The variance of the residual term is constant for all observations.

The variance of the residual term is constant for all observations. I don’t understand this sentence for correlation. I can understand the other assumptions. My question is: The residual term is the difference from the actual observation to the line, there should be only one number for the variance of the residual term for all observations. How come the word “constant”? Sorry I’m not a native speaker of English. Thank you for your help.

Take any subperiod and check the variance of the error terms. If it’s statistically different from any other subperiod, then the variance is not constant, i.e., it’s not homoskedastic, meaning the regression equation is no good.

i.e. time to run a BreuschPagan test, if heteroskedasticity does exists… use robust standard errors to correct

Thanks. That’s clear.

Just to add to what the others said … remember that EVERY data point has an error term.

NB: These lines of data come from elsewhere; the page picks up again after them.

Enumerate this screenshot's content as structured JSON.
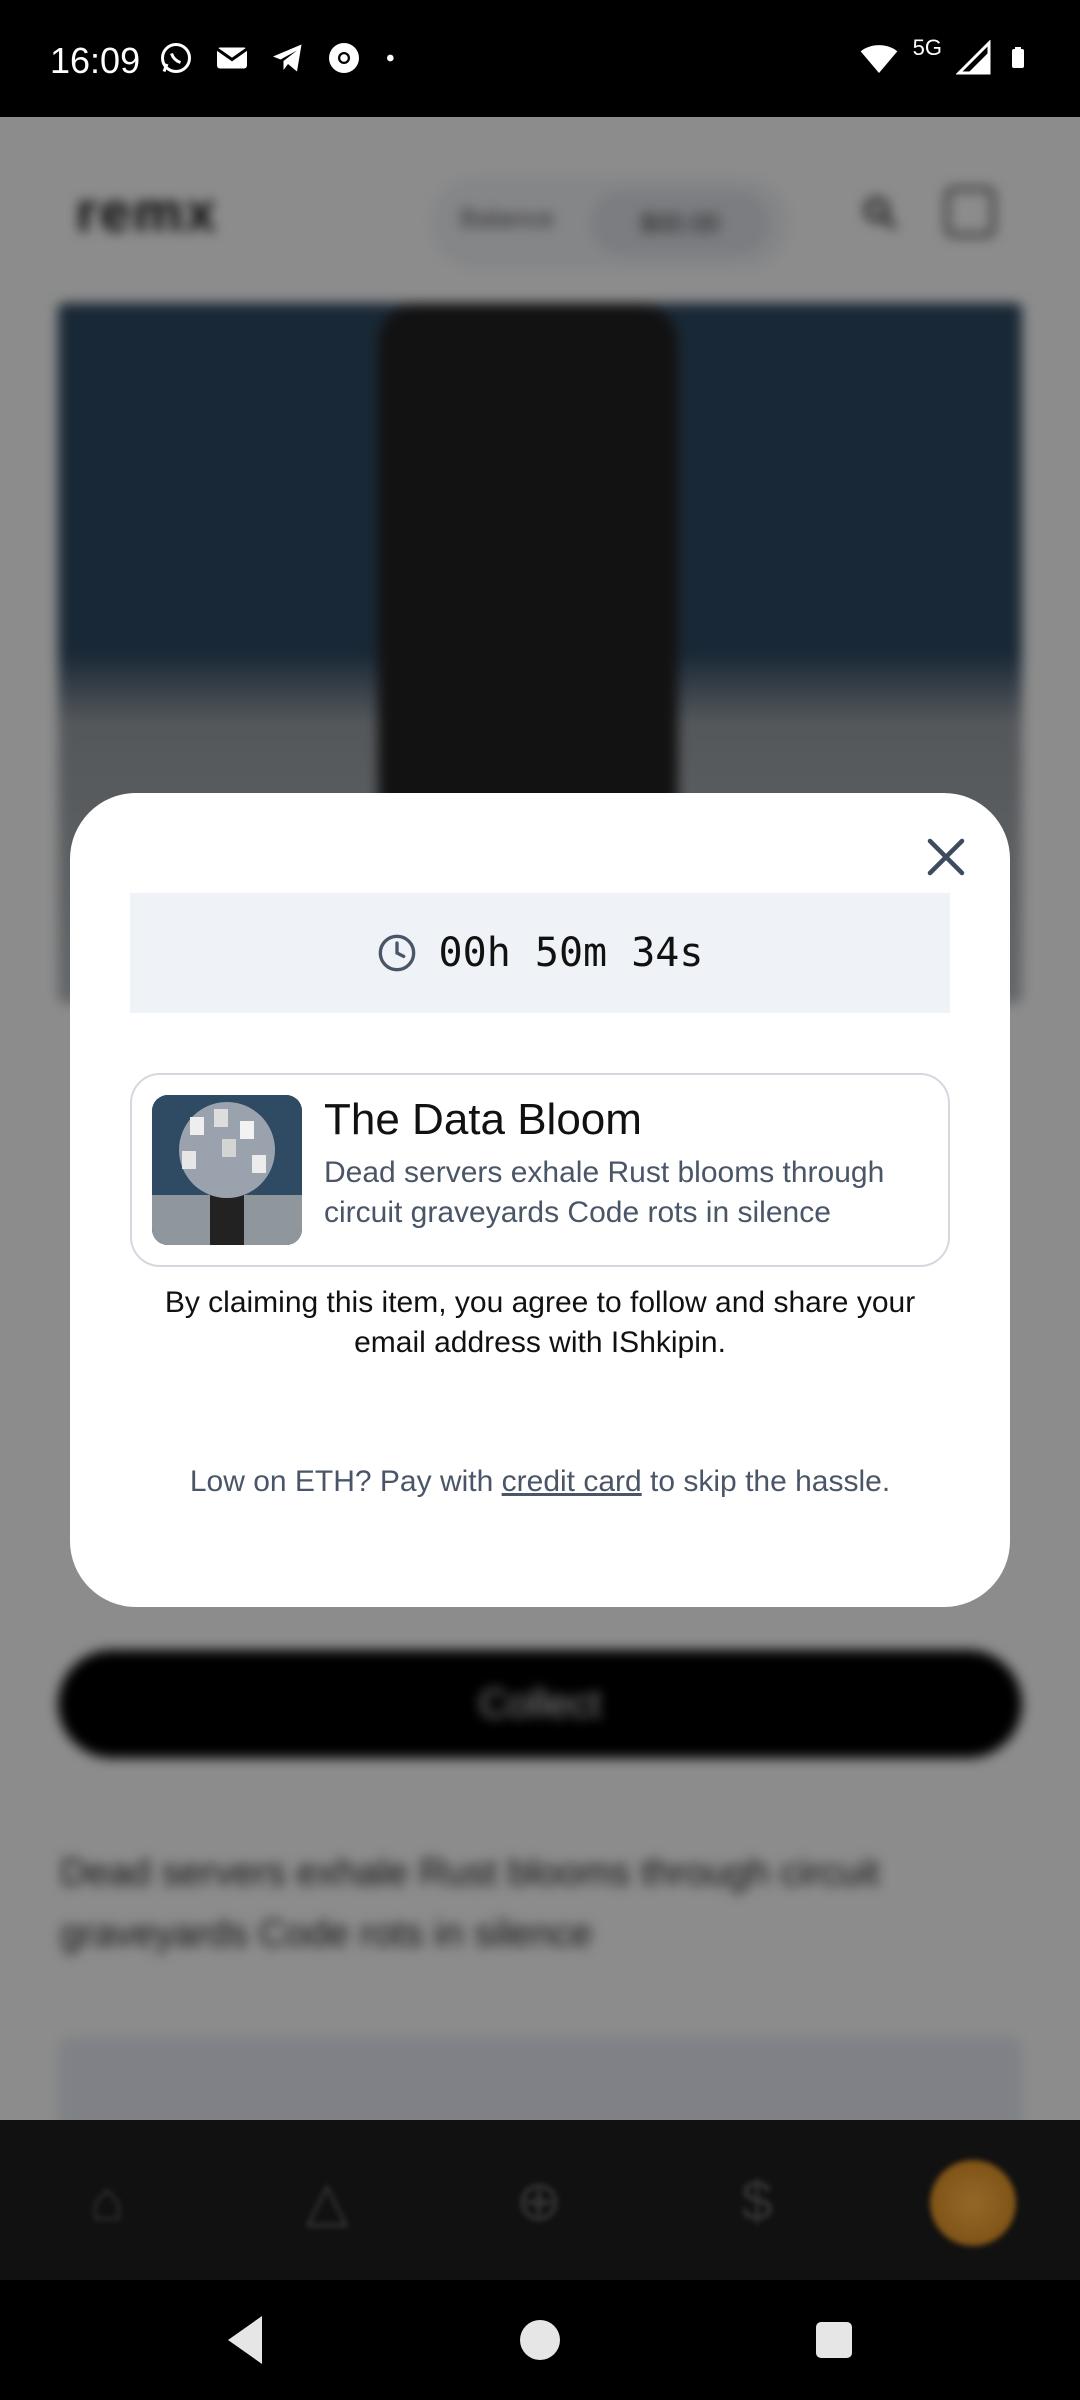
{
  "status_bar": {
    "time": "16:09",
    "notification_icons": [
      "whatsapp-icon",
      "gmail-icon",
      "telegram-icon",
      "chrome-icon",
      "dot-icon"
    ],
    "network_label": "5G",
    "system_icons": [
      "wifi-icon",
      "signal-icon",
      "battery-icon"
    ]
  },
  "app_background": {
    "logo_text": "remx",
    "header_pill_a": "Balance",
    "header_pill_b": "$00.00",
    "collect_button_label": "Collect",
    "description": "Dead servers exhale Rust blooms through circuit graveyards Code rots in silence"
  },
  "modal": {
    "timer": "00h 50m 34s",
    "item": {
      "title": "The Data Bloom",
      "description": "Dead servers exhale Rust blooms through circuit graveyards Code rots in silence"
    },
    "agreement_text": "By claiming this item, you agree to follow and share your email address with IShkipin.",
    "low_eth_prefix": "Low on ETH? Pay with ",
    "low_eth_link": "credit card",
    "low_eth_suffix": " to skip the hassle."
  },
  "colors": {
    "modal_bg": "#ffffff",
    "timer_bg": "#eff2f7",
    "secondary_text": "#4a5668",
    "accent_avatar": "#ffb03a"
  }
}
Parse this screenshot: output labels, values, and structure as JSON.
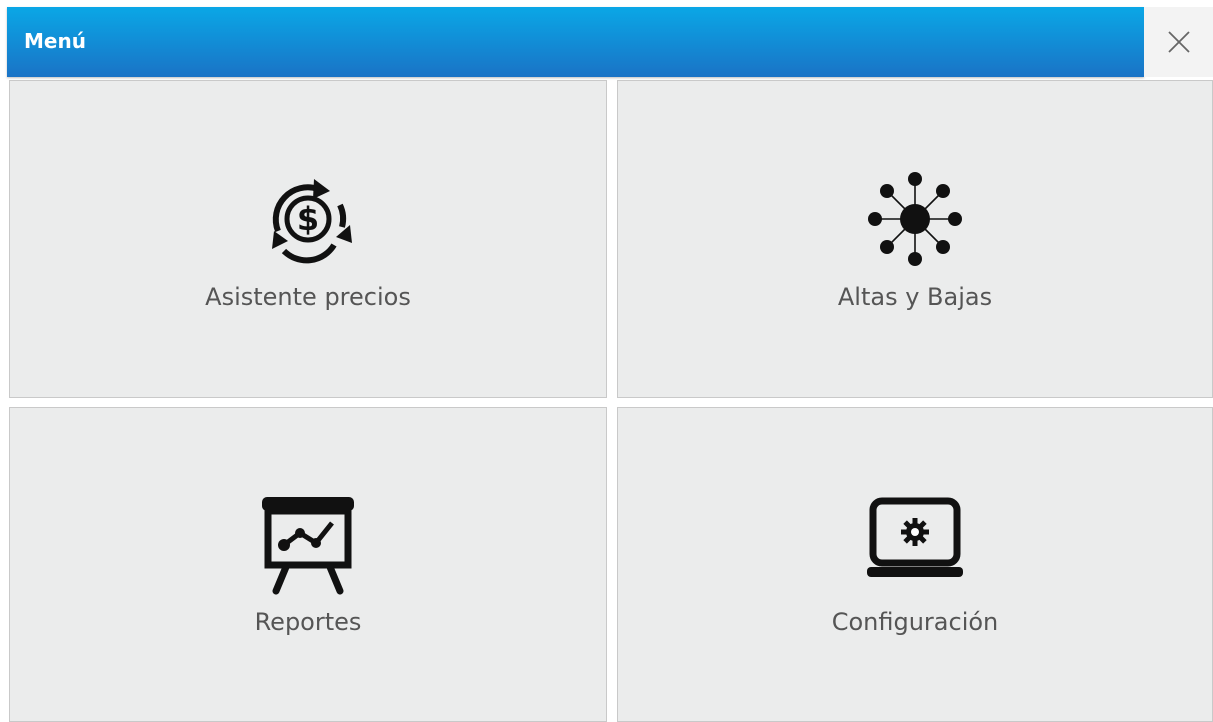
{
  "header": {
    "title": "Menú"
  },
  "tiles": [
    {
      "label": "Asistente precios",
      "icon": "price-assistant-icon"
    },
    {
      "label": "Altas y Bajas",
      "icon": "network-hub-icon"
    },
    {
      "label": "Reportes",
      "icon": "presentation-chart-icon"
    },
    {
      "label": "Configuración",
      "icon": "laptop-settings-icon"
    }
  ],
  "colors": {
    "header_top": "#0aa7e6",
    "header_bottom": "#1a73c6",
    "tile_bg": "#ebecec",
    "label_text": "#555555"
  }
}
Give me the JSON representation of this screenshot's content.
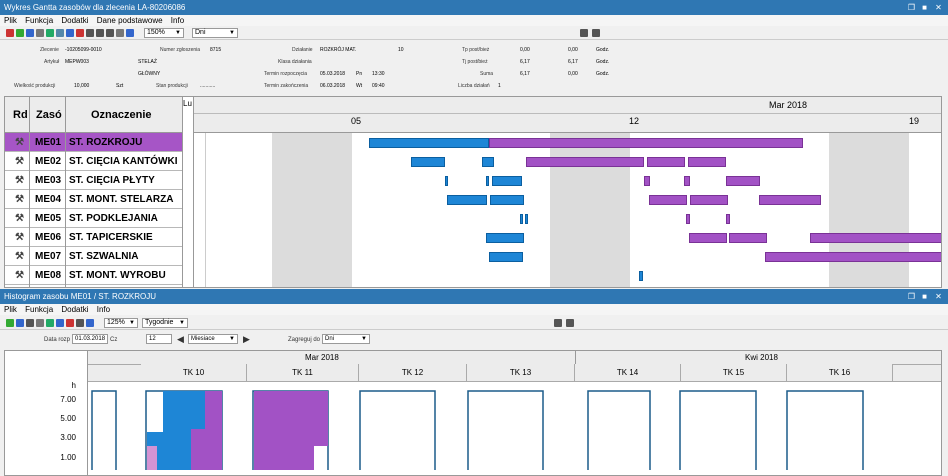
{
  "window": {
    "title": "Wykres Gantta zasobów dla zlecenia  LA-80206086"
  },
  "menu": [
    "Plik",
    "Funkcja",
    "Dodatki",
    "Dane podstawowe",
    "Info"
  ],
  "toolbar": {
    "zoom": "150%",
    "unit": "Dni"
  },
  "order": {
    "zlecenie_label": "Zlecenie",
    "zlecenie": "-10205099-0010",
    "artykul_label": "Artykuł",
    "artykul": "MEPW003",
    "nazwa1": "STELAŻ",
    "nazwa2": "GŁÓWNY",
    "numer_label": "Numer zgłoszenia",
    "numer": "8715",
    "dzialanie_label": "Działanie",
    "dzialanie": "ROZKRÓJ MAT.",
    "dzialanie_nr": "10",
    "klasa_label": "Klasa działania",
    "termin_roz_label": "Termin rozpoczęcia",
    "termin_roz": "05.03.2018",
    "termin_roz_day": "Pn",
    "termin_roz_time": "13:30",
    "termin_zak_label": "Termin zakończenia",
    "termin_zak": "06.03.2018",
    "termin_zak_day": "Wt",
    "termin_zak_time": "09:40",
    "tp_label": "Tp post/bież",
    "tp1": "0,00",
    "tp2": "0,00",
    "tp_unit": "Godz.",
    "tj_label": "Tj post/bież",
    "tj1": "6,17",
    "tj2": "6,17",
    "tj_unit": "Godz.",
    "suma_label": "Suma",
    "suma1": "6,17",
    "suma2": "0,00",
    "suma_unit": "Godz.",
    "liczba_label": "Liczba działań",
    "liczba": "1",
    "wielkosc_label": "Wielkość produkcji",
    "wielkosc": "10,000",
    "wielkosc_unit": "Szt",
    "stan_label": "Stan produkcji",
    "stan": "..........."
  },
  "gantt": {
    "headers": {
      "rd": "Rd",
      "zaso": "Zasó",
      "oznaczenie": "Oznaczenie",
      "lu": "Lu"
    },
    "month": "Mar 2018",
    "days": [
      "05",
      "12",
      "19"
    ],
    "rows": [
      {
        "code": "ME01",
        "name": "ST. ROZKROJU"
      },
      {
        "code": "ME02",
        "name": "ST. CIĘCIA KANTÓWKI"
      },
      {
        "code": "ME03",
        "name": "ST. CIĘCIA PŁYTY"
      },
      {
        "code": "ME04",
        "name": "ST. MONT. STELARZA"
      },
      {
        "code": "ME05",
        "name": "ST. PODKLEJANIA"
      },
      {
        "code": "ME06",
        "name": "ST. TAPICERSKIE"
      },
      {
        "code": "ME07",
        "name": "ST. SZWALNIA"
      },
      {
        "code": "ME08",
        "name": "ST. MONT. WYROBU"
      }
    ]
  },
  "histogram": {
    "title": "Histogram zasobu ME01 / ST. ROZKROJU",
    "menu": [
      "Plik",
      "Funkcja",
      "Dodatki",
      "Info"
    ],
    "zoom": "125%",
    "unit": "Tygodnie",
    "data_label": "Data rozp",
    "data": "01.03.2018",
    "data_day": "Cz",
    "count": "12",
    "period": "Miesiace",
    "agg_label": "Zagreguj do",
    "agg": "Dni",
    "months": [
      "Mar 2018",
      "Kwi 2018"
    ],
    "weeks": [
      "TK 10",
      "TK 11",
      "TK 12",
      "TK 13",
      "TK 14",
      "TK 15",
      "TK 16"
    ],
    "y_unit": "h",
    "y_ticks": [
      "7.00",
      "5.00",
      "3.00",
      "1.00"
    ]
  }
}
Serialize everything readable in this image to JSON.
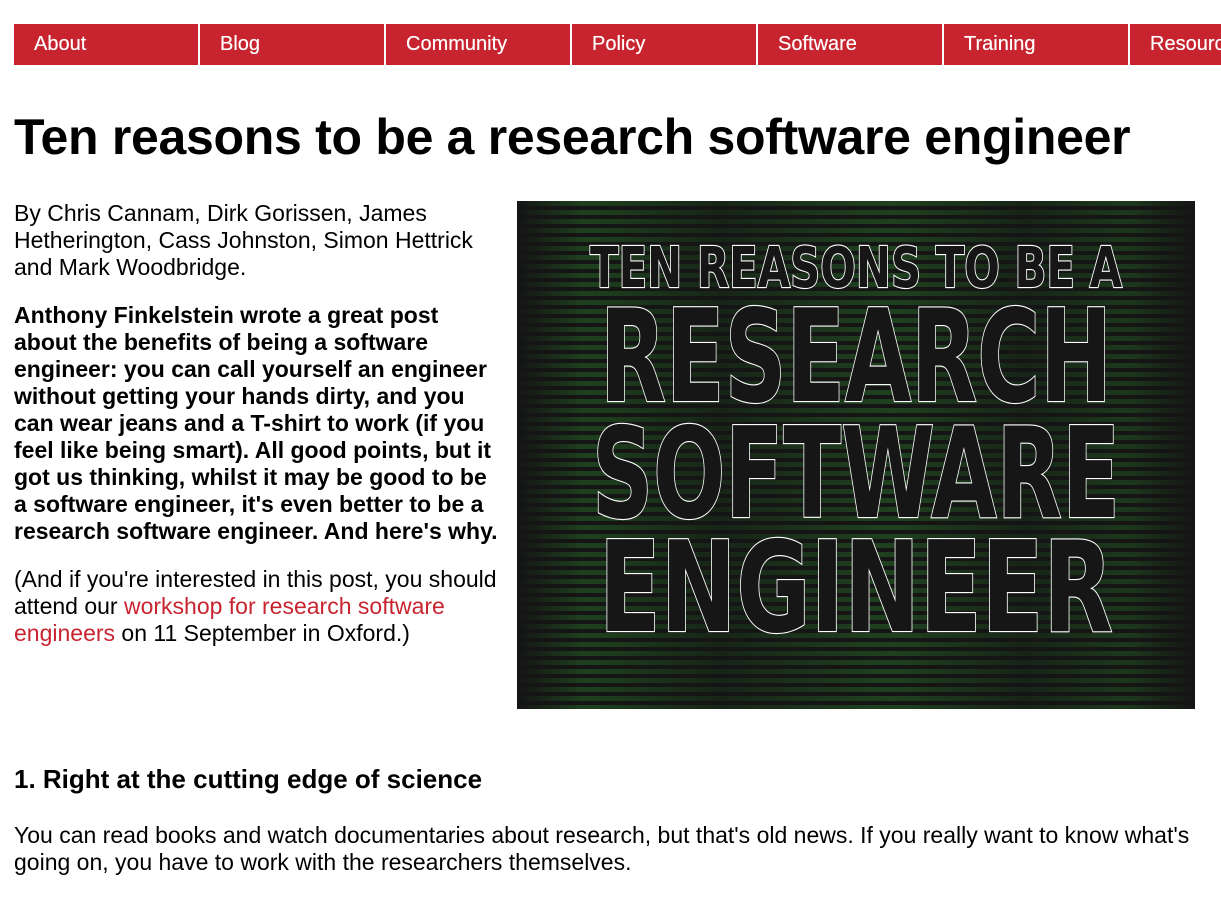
{
  "nav": {
    "items": [
      {
        "label": "About"
      },
      {
        "label": "Blog"
      },
      {
        "label": "Community"
      },
      {
        "label": "Policy"
      },
      {
        "label": "Software"
      },
      {
        "label": "Training"
      },
      {
        "label": "Resources"
      }
    ]
  },
  "article": {
    "title": "Ten reasons to be a research software engineer",
    "authors": "By Chris Cannam, Dirk Gorissen, James Hetherington, Cass Johnston, Simon Hettrick and Mark Woodbridge.",
    "intro": "Anthony Finkelstein wrote a great post about the benefits of being a software engineer: you can call yourself an engineer without getting your hands dirty, and you can wear jeans and a T-shirt to work (if you feel like being smart). All good points, but it got us thinking, whilst it may be good to be a software engineer, it's even better to be a research software engineer. And here's why.",
    "note_before": "(And if you're interested in this post, you should attend our ",
    "note_link": "workshop for research software engineers",
    "note_after": " on 11 September in Oxford.)",
    "hero_image": {
      "line1": "TEN REASONS TO BE A",
      "line2": "RESEARCH",
      "line3": "SOFTWARE",
      "line4": "ENGINEER"
    },
    "section1": {
      "heading": "1. Right at the cutting edge of science",
      "text": "You can read books and watch documentaries about research, but that's old news. If you really want to know what's going on, you have to work with the researchers themselves."
    }
  },
  "colors": {
    "accent": "#c8242f",
    "hero_background": "#151515",
    "hero_code": "#3a8a3a"
  }
}
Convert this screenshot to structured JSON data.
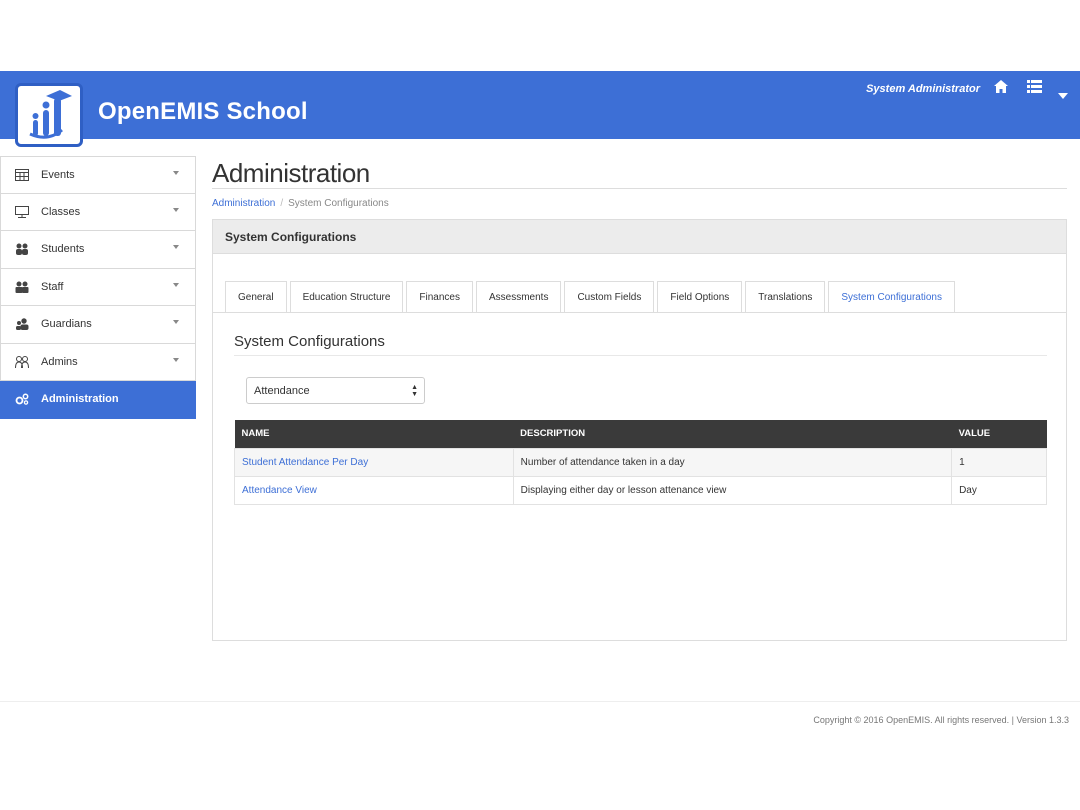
{
  "header": {
    "brand": "OpenEMIS School",
    "user": "System Administrator",
    "icons": [
      "home-icon",
      "list-icon",
      "caret-down-icon"
    ],
    "accent_color": "#3d6fd6"
  },
  "sidebar": {
    "items": [
      {
        "label": "Events",
        "icon": "calendar-icon"
      },
      {
        "label": "Classes",
        "icon": "classroom-icon"
      },
      {
        "label": "Students",
        "icon": "students-icon"
      },
      {
        "label": "Staff",
        "icon": "staff-icon"
      },
      {
        "label": "Guardians",
        "icon": "guardians-icon"
      },
      {
        "label": "Admins",
        "icon": "admins-icon"
      },
      {
        "label": "Administration",
        "icon": "gears-icon",
        "active": true
      }
    ]
  },
  "main": {
    "title": "Administration",
    "breadcrumb": {
      "root": "Administration",
      "current": "System Configurations"
    },
    "panel_title": "System Configurations",
    "tabs": [
      {
        "label": "General"
      },
      {
        "label": "Education Structure"
      },
      {
        "label": "Finances"
      },
      {
        "label": "Assessments"
      },
      {
        "label": "Custom Fields"
      },
      {
        "label": "Field Options"
      },
      {
        "label": "Translations"
      },
      {
        "label": "System Configurations",
        "active": true
      }
    ],
    "section_title": "System Configurations",
    "select_value": "Attendance",
    "table": {
      "headers": [
        "NAME",
        "DESCRIPTION",
        "VALUE"
      ],
      "rows": [
        [
          "Student Attendance Per Day",
          "Number of attendance taken in a day",
          "1"
        ],
        [
          "Attendance View",
          "Displaying either day or lesson attenance view",
          "Day"
        ]
      ]
    }
  },
  "footer": {
    "text": "Copyright © 2016 OpenEMIS. All rights reserved. | Version 1.3.3"
  }
}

oooh… is this part of econ for level 2?!

June2010 Wrote: ------------------------------------------------------- > there should be > only one number for the variance of the residual > term for all observations. Each data point can be above or below the regression line. The difference constitutes the error term. So the variance of all these error-terms from all the data-points should be constant or we are in for heteroskadisticty.

> So the variance of all these error-terms from all the data-points should be constant or we are in for heteroskadisticty. just to pick on you, sure the variance is constant, by definition. The variance of all the error-terms from all the data-points is surely constant, so what’s your point?

Variance “SHOULD” be constant - not “IS” Constant. So you have a set of sample data points (X,Y) which you used to derive your single linear regression equation. now you substitute back the X,Y coordinates for a point - you now get a different Y-Val (NewY) e.g. (bcos of the process of making the regression equation). NewY - Y = your error term. Sum of Square of those error terms should be minimum (for all the points combined) and also should be a constant for all the different X,Y points in your sample (individually) – if not the line is not a good fit to the points.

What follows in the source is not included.